Comment aidez-vous les patients misophones ?
Souvent, les personnes handicapées par la misophonie mettent en place des stratégies d’évitement. Elles utilisent des bouchons d’oreille ou évitent les individus à l’origine des bruits déclenchant leur misophonie. Cependant, ce ne sont pas des solutions efficaces à long terme et elles peuvent provoquer un isolement social, parfois très culpabilisant. Pour aider mes patients, je mets en place un travail cognitif, au stade de la pensée, afin de dissocier le son du sentiment négatif qu’il déclenche. Cela peut prendre plusieurs semaines, voire plusieurs mois de psychothérapie et cette thérapie nécessite des efforts de la part du patient. Des stratégies de relaxation et de méditation peuvent également être efficaces.
Que faire si je pense être misophone ?
Parlez-en ! S’exprimer constitue un grand pas en avant vers une meilleure compréhension du trouble et une diminution de la culpabilité. C’est d’autant plus important lorsque l’on sait que certains patients vivent avec leur misophonie depuis leur enfance. En parler permet aussi de minimiser les complications anxiodépressives causées par la misophonie. Il faut dépasser ses craintes et essayer de s’ouvrir à sa famille et aux personnes pouvant effectuer les bruits redoutés. Si la misophonie devient handicapante, je conseille aussi d’en parler à son médecin traitant. Je pense également à mettre en place un groupe thérapeutique ouvert où les patients pourraient discuter librement de leurs problèmes.

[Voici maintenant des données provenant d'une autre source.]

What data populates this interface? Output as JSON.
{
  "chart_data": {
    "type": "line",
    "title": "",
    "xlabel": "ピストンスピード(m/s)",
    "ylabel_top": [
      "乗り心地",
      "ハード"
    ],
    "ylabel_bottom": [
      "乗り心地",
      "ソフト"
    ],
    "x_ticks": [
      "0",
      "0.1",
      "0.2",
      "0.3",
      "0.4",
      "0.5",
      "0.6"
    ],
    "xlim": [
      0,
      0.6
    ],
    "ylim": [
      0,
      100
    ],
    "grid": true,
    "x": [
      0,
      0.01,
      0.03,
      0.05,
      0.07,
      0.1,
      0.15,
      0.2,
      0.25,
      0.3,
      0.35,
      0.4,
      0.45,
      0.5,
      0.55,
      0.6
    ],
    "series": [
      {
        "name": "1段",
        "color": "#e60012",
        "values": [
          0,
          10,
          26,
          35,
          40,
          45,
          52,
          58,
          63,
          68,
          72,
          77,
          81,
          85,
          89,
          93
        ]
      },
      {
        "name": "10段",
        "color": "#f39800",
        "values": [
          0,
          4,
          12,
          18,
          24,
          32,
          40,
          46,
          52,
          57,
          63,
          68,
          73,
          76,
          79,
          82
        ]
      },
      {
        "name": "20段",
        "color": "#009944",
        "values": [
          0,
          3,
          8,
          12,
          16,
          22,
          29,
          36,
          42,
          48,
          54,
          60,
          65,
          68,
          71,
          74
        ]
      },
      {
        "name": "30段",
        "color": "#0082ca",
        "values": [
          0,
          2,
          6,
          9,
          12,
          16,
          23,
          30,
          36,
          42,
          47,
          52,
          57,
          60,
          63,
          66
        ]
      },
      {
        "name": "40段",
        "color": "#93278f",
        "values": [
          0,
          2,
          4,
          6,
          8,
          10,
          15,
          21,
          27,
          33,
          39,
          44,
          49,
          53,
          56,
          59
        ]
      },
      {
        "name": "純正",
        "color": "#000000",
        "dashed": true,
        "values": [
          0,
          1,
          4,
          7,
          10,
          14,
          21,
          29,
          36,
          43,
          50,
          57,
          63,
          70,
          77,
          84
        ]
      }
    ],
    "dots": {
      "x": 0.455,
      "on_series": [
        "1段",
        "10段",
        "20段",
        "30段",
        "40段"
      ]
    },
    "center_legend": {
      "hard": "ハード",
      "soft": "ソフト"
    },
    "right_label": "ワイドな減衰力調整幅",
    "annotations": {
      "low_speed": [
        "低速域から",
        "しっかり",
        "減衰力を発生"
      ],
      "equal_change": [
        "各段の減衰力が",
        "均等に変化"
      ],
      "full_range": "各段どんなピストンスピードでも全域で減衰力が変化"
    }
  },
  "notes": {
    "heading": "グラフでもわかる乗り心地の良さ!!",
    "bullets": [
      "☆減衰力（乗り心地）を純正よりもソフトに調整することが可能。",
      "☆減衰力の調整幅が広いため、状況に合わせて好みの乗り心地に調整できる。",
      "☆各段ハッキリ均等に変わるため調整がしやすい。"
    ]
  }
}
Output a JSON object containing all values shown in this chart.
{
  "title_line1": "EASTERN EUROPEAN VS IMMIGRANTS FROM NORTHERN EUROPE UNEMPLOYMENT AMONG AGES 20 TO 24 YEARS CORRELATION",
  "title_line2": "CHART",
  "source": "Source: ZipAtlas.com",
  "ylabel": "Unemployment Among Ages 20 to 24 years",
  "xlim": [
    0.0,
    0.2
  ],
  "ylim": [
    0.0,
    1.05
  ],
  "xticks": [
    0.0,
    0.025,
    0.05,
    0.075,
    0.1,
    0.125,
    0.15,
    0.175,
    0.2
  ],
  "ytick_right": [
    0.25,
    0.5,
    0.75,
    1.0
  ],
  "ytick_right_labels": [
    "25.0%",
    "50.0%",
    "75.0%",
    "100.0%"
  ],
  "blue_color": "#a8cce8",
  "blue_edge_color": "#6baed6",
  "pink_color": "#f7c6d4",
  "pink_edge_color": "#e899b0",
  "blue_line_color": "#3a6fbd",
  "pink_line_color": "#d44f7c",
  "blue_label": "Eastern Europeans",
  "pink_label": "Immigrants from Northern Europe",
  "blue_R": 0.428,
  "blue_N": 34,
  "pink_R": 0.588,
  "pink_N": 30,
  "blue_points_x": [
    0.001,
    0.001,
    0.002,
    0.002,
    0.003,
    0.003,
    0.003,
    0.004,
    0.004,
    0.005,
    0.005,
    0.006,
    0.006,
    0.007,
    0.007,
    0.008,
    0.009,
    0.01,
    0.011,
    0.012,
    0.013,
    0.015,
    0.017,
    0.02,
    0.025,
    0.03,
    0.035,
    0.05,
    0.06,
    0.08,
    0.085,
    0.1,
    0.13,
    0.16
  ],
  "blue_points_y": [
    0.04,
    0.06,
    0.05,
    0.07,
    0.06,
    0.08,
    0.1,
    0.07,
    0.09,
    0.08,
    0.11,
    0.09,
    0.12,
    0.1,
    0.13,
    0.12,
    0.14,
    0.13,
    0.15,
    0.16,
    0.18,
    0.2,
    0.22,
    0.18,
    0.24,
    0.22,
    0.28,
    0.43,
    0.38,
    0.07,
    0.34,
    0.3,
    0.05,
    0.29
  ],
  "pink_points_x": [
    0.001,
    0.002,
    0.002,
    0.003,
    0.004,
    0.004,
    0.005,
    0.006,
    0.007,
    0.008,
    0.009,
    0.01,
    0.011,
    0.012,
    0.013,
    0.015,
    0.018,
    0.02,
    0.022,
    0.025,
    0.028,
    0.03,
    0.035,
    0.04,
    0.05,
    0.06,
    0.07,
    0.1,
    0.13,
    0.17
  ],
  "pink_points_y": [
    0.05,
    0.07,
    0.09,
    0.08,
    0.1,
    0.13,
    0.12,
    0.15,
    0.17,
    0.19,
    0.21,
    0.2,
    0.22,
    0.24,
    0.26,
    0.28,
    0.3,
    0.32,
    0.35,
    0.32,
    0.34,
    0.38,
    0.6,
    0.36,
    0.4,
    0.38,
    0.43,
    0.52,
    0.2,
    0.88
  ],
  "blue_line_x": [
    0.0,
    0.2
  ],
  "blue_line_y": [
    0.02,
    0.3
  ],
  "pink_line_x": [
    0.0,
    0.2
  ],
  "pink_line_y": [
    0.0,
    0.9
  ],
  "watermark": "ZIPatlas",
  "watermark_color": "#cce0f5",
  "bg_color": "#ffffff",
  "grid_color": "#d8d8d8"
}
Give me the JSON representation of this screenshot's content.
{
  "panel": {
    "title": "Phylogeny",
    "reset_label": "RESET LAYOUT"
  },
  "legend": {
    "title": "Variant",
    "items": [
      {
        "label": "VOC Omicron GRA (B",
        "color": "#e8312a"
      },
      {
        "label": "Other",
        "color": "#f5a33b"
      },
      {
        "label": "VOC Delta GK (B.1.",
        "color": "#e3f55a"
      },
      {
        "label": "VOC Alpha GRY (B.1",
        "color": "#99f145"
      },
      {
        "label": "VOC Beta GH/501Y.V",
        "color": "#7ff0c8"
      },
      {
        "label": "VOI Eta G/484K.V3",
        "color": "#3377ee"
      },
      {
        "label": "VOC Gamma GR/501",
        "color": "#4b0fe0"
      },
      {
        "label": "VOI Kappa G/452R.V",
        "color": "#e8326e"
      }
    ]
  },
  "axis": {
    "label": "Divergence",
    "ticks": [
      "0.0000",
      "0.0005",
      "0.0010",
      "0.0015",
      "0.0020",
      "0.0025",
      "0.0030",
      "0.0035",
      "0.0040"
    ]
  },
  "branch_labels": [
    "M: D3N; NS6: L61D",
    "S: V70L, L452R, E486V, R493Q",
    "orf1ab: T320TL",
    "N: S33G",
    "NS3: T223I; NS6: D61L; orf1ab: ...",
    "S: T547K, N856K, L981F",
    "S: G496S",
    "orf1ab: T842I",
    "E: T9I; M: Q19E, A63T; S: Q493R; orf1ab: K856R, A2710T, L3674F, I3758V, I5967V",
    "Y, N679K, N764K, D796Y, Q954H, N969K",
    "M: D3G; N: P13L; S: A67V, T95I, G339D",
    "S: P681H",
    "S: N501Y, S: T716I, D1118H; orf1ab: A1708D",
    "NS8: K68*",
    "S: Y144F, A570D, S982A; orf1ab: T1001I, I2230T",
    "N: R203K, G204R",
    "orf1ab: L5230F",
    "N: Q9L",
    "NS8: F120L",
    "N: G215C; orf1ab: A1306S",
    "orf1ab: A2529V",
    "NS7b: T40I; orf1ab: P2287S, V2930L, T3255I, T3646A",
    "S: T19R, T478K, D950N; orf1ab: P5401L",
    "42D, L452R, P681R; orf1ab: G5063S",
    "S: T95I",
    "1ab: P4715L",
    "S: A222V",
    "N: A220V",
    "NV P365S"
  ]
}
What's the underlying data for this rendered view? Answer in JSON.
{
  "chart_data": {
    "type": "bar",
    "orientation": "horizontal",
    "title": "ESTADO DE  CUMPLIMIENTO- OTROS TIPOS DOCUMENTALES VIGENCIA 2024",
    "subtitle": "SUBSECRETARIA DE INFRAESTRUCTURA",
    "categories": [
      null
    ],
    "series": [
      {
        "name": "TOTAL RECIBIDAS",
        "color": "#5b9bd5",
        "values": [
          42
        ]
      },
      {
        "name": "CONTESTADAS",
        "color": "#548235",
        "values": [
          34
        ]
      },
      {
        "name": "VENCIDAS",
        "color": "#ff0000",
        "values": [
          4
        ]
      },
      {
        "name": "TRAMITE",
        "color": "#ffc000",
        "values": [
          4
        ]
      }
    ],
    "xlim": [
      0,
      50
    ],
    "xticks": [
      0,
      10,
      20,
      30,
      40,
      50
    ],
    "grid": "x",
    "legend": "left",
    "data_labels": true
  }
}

- Retrouvez le roman Les Misophones de Bruno Salomone aux éditions Cherche-Midi (272 pages, 17 €).
L’hyperacousie
La misophonie est à distinguer de l’hyperacousie. En effet, un individu misophone possède généralement une ouïe normale et seuls certains sons précis et identifiés déclenchent la colère ou le dégoût. Dans le cas d’une hyperacousie, c’est la puissance du son qui est en cause. Un son d’intensité classique pour une personne présentant une audition normale pourra être perçu comme beaucoup trop fort et douloureux pour un hyperacousique. Les mécanismes aboutissant à l’hyperacousie sont encore mal compris, mais il a été reconnu qu’un traumatisme sonore pouvait favoriser son développement. Par ailleurs, une hyperacousie est souvent détectée chez les enfants autistes ; jusqu’à 18 % d’entre eux seraient touchés. Le diagnostic peut être fait lors d’un bilan complet ORL et l’équipe soignante peut mettre en place une thérapie afin de diminuer les symptômes.